# Wyoming Draw Questions



## Critter (Mar 20, 2010)

OK, I know that if I dug deep enough and read enough and flipped through enough web pages I could figure it out but I have a question on the Wyoming deer and antelope draws. 

I know that there are different draws for the animals in that you have a draw for the hunters with points and one for those without. But my question is if I put in for the draw in the pool that you don't need any points in do I get a point if I don't draw? Or do I have this all confused or an I the one that is confused?


----------



## Fez (Sep 3, 2009)

if you are unsuccessful AND buy a point you will gain a point. 

you need to make sure to either buy the point during the normal application period or later in the year when it opens up to points only

You can also draw a 2nd choice tag and still gain a point if that works for you


----------



## wyogoob (Sep 7, 2007)

What Fez said:

If you are unsuccessful in the elk, deer or antelope regular draw (did not use the preference point option) and want a preference point after being unsuccessful you will have to buy one. $30 for non res antelope, $40 for non res deer.

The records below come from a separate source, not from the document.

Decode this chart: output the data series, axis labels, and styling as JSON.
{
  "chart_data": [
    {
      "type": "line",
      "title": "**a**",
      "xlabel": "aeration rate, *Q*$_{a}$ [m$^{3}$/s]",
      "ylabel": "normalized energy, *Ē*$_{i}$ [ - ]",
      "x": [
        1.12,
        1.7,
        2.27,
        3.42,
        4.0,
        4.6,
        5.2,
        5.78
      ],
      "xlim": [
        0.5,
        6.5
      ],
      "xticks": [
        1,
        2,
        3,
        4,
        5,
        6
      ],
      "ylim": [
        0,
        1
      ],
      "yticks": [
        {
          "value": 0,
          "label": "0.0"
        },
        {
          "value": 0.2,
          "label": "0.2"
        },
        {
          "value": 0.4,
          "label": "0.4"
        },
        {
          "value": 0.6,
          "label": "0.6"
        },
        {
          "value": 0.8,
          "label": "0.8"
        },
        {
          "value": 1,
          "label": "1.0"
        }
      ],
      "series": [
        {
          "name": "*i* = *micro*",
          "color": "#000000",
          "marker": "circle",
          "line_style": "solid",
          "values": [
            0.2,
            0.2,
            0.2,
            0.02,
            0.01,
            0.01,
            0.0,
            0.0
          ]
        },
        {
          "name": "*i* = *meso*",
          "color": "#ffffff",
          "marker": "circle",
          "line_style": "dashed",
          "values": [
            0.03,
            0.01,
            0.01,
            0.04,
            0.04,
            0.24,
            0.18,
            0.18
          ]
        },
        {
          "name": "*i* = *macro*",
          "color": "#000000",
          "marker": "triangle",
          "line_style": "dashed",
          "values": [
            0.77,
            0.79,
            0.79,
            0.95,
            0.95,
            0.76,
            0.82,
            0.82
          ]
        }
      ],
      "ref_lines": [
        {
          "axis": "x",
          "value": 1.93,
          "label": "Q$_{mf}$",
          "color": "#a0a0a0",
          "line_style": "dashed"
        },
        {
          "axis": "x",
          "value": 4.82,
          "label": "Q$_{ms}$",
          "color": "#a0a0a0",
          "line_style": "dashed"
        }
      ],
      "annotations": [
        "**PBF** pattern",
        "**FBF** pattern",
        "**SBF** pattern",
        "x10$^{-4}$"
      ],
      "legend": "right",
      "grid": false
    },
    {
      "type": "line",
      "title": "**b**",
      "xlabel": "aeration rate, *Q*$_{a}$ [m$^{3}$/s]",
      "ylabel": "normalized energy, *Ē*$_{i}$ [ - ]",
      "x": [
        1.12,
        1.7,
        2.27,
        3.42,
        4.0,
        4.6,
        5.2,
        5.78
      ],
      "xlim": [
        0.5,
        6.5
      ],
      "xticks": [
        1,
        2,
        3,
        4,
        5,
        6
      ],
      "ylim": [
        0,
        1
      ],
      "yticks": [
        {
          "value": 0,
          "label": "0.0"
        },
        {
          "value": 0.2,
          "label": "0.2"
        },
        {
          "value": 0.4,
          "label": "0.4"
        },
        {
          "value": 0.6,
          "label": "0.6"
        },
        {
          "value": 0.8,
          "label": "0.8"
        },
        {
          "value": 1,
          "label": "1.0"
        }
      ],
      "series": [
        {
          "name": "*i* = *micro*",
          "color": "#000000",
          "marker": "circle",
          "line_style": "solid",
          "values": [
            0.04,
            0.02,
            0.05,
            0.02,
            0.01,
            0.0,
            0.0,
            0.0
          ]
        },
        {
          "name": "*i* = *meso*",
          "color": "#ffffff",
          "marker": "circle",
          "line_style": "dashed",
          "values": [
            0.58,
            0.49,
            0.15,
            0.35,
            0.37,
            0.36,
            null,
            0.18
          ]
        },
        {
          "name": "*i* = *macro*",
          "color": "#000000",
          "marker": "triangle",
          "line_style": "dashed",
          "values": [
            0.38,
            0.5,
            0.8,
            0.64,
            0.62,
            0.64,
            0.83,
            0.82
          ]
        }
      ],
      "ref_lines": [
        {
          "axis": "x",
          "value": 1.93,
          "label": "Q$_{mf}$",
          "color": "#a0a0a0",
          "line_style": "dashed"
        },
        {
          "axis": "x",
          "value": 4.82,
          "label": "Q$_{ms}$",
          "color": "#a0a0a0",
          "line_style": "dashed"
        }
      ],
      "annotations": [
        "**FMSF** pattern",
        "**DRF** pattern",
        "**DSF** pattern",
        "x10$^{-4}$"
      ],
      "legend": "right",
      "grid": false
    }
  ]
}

Buy the points from July 1st thru September 30th.

Many, including myself, find the WY G&F site a little tough to negotiate. It's getting better all the time though. :?

This is the best info I can find:
https://wgfd.wyo.gov/elsapplication/docs/preferencepoint.htm

.


----------



## Critter (Mar 20, 2010)

That is a lot of what confused me, that part about having to purchase the point after the draw if you wanted one. You would think that they would do as Colorado does and have that option on the application. 

Anyway I am going to put in for the draw this year for deer and purchase another point for the antelope and deer later if I don't draw. 

Right now I am thinking of my African hunt in 2 months more than draws in other states. Along with going through the new regulation that the Feds have implemented for taking a rifle and ammo out of the country.


----------



## wyogoob (Sep 7, 2007)

Critter said:


> That is a lot of what confused me, that part about having to purchase the point after the draw if you wanted one. You would think that they would do as Colorado does and have that option on the application.
> 
> Anyway I am going to put in for the draw this year for deer and purchase another point for the antelope and deer later if I don't draw.
> 
> Right now I am thinking of my African hunt in 2 months more than draws in other states. Along with going through the new regulation that the Feds have implemented for taking a rifle and ammo out of the country.


Oh, I thought the pref point option was on the application. As a resident I can't see a non-resident app and as far as I can tell I can't download a blank non resident regular elk, deer or antelope application form.


----------



## Critter (Mar 20, 2010)

All I have been doing is buying points so I guess that I'll find out when I actually do a application. :shock:


----------



## Fez (Sep 3, 2009)

If you are going to apply for a hunt, you have the option of buying the point at the time of application for the species your applying for. 

If your looking to apply for points only and not in any type of draw, you need to wait till the point only applications open up later in the summer.


----------